The Quarterly Threat Summary is a comprehensive analysis of the threat trends across all forms of communication, including social media, mobile phone, and email.
2016’s Q4 report is centered on the sharp increase of social media phishing attacks from the beginning to the end of the year 2016.
The analysis revealed that social media phishing attacks went up by 500%, mentioning the introduction of new phishing tactics as the key instigator of this trend.
Predominantly, a new phishing technique called angler phishing was listed among the new and rapidly spreading phishing techniques.
Angler Phishing Takes Over Social Media
In this type of phishing, the attacker(s) would create fake accounts on Twitter and masquerade as legitimate customer support personnel for various well-known brands.
Afterwards, they would prey on the customers of the brand who had left feedback on the real customer support Twitter accounts and take the opportunity to forward malware-laced links or steal credit card information.
The report noted that this particular kind of phishing technique was frequently seen on entertainment and financial services accounts.
It also mentioned that there was a 100% increase in the number of fraudulent social media accounts between the third and fourth quarter of 2016. These accounts were primarily used by attackers for phishing, spam, and malware distribution.

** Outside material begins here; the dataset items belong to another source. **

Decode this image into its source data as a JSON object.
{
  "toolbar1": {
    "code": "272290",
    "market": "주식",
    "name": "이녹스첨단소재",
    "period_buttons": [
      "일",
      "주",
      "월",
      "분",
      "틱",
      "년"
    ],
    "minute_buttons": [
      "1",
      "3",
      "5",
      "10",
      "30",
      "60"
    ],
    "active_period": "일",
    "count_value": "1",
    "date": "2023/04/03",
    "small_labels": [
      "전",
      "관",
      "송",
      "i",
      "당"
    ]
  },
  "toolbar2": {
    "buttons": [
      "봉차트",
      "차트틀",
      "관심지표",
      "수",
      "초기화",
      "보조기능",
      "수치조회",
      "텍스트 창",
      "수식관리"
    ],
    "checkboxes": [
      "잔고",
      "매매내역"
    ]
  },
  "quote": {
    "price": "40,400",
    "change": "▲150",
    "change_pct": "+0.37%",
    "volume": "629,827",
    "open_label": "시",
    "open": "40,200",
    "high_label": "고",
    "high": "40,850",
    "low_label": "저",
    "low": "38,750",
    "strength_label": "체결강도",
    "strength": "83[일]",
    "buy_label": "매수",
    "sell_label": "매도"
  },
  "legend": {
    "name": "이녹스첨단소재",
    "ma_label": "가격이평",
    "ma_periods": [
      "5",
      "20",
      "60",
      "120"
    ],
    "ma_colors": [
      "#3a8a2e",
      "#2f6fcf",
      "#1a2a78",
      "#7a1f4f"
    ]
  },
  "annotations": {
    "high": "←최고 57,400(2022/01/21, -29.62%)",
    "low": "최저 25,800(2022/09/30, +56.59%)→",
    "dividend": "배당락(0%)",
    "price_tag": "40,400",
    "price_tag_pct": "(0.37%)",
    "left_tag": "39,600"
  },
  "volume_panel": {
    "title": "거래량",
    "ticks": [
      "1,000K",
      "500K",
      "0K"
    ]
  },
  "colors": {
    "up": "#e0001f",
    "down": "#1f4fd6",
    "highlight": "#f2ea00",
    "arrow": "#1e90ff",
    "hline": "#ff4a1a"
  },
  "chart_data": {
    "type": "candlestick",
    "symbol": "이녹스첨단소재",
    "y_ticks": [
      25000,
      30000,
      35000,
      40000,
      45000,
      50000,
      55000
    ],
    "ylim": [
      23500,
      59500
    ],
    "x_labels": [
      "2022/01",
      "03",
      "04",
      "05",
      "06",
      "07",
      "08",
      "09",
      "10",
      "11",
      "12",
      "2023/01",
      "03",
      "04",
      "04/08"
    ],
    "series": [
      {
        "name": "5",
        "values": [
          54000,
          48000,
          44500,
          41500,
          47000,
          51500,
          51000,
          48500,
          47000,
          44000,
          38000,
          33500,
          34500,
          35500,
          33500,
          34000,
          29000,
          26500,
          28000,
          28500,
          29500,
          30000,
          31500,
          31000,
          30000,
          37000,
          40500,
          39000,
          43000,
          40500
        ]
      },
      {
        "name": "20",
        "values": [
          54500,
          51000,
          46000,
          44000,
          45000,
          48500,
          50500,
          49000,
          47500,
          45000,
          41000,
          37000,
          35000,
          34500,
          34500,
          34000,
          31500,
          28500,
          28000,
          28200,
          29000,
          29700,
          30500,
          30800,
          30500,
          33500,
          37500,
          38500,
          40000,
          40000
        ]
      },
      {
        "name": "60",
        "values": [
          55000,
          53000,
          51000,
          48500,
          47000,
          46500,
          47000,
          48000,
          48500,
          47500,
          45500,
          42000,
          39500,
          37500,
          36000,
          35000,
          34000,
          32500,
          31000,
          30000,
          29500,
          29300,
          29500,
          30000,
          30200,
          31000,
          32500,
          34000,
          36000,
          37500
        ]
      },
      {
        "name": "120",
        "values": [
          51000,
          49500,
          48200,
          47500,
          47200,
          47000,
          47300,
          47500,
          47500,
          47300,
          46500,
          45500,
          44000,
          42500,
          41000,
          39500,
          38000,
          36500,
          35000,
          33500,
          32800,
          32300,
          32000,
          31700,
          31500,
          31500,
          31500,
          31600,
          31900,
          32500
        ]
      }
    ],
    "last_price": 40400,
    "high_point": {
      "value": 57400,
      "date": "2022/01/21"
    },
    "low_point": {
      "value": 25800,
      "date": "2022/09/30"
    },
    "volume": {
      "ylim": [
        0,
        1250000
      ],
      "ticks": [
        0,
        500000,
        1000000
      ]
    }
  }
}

As a result, the amount of spam content on social media increased by 20%.
Thousands of Mobile Apps Created for the Rio 2016 Summer Olympics Contained Malware
Aside from phishing, 4,500 mobile apps that were associated with anything to do with the Rio 2016 Summer Olympics were reported to have been risky or malicious in nature. There was an abundance in Android and iOS applications that could potentially leak personal data.

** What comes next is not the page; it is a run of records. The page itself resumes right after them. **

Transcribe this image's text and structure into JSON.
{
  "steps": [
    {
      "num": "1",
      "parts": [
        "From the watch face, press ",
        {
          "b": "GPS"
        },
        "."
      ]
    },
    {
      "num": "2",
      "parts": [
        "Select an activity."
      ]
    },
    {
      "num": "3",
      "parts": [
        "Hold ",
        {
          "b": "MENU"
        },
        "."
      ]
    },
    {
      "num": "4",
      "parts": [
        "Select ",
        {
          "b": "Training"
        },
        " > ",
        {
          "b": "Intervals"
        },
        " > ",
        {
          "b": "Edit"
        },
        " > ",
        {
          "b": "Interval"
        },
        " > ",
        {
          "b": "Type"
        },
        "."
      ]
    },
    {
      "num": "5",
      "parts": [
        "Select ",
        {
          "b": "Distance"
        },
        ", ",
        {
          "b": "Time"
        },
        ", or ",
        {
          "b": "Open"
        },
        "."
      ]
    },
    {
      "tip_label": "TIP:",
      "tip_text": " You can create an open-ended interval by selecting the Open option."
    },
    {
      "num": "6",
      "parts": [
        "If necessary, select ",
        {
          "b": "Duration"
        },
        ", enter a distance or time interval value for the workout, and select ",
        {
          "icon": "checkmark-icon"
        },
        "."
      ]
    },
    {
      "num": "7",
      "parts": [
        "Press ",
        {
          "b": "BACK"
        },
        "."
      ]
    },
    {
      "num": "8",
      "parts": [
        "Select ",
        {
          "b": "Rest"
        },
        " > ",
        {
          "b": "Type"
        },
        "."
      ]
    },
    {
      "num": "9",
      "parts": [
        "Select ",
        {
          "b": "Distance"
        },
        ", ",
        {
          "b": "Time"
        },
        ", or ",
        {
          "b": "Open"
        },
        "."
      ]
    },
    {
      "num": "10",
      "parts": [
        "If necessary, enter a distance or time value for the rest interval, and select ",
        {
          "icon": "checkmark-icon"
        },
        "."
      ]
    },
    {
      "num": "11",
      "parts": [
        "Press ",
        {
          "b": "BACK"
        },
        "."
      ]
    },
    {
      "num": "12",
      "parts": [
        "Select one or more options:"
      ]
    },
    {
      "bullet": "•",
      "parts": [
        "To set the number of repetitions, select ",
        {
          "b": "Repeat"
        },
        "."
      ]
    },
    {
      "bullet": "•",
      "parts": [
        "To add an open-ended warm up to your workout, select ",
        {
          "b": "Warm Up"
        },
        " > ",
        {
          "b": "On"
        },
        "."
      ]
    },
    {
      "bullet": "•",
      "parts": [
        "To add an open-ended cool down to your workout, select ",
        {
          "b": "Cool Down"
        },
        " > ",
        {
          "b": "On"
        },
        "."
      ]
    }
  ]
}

Interestingly, the number of ransomware variants in the Q4 report was thirty times more than what was seen in the third quarter of 2016, most of which were Locky-related.
However, the Q4 report also revealed that CryptXXX and Cerber ransomware were still in use. Distribution of ransomware was primarily via email, much like phishing, although exploit kits were also put to use.
CEO to CFO Spoofs Substituted with CEO to Employee Spoofs
As for positive news, the number of business email breaches reduced significantly in Q4, as a drop of 28% in CEO to CFO spoofs was recorded. Considering the high volume of CEO to CFO spoof emails previously, it is understandable how CFOs became more principled and alert to the threat.
Furthermore, an increase in DMARC implementation, a method of blocking spoofing attempts, can be directly attributed to the decline of this phishing technique. However, attackers have seemingly decided to employ newer techniques, one of which involves distributing spoof emails from the CEO to employees.
Exploit Kit Usage Remained Low
Since the high profile Angler EK arrests made in the second quarter of 2016, the use of exploit kits has remained moderate to low. Proofpoint also reported that large-scale malicious advertising campaigns were still prevalent and showed no signs of slowing down any time soon.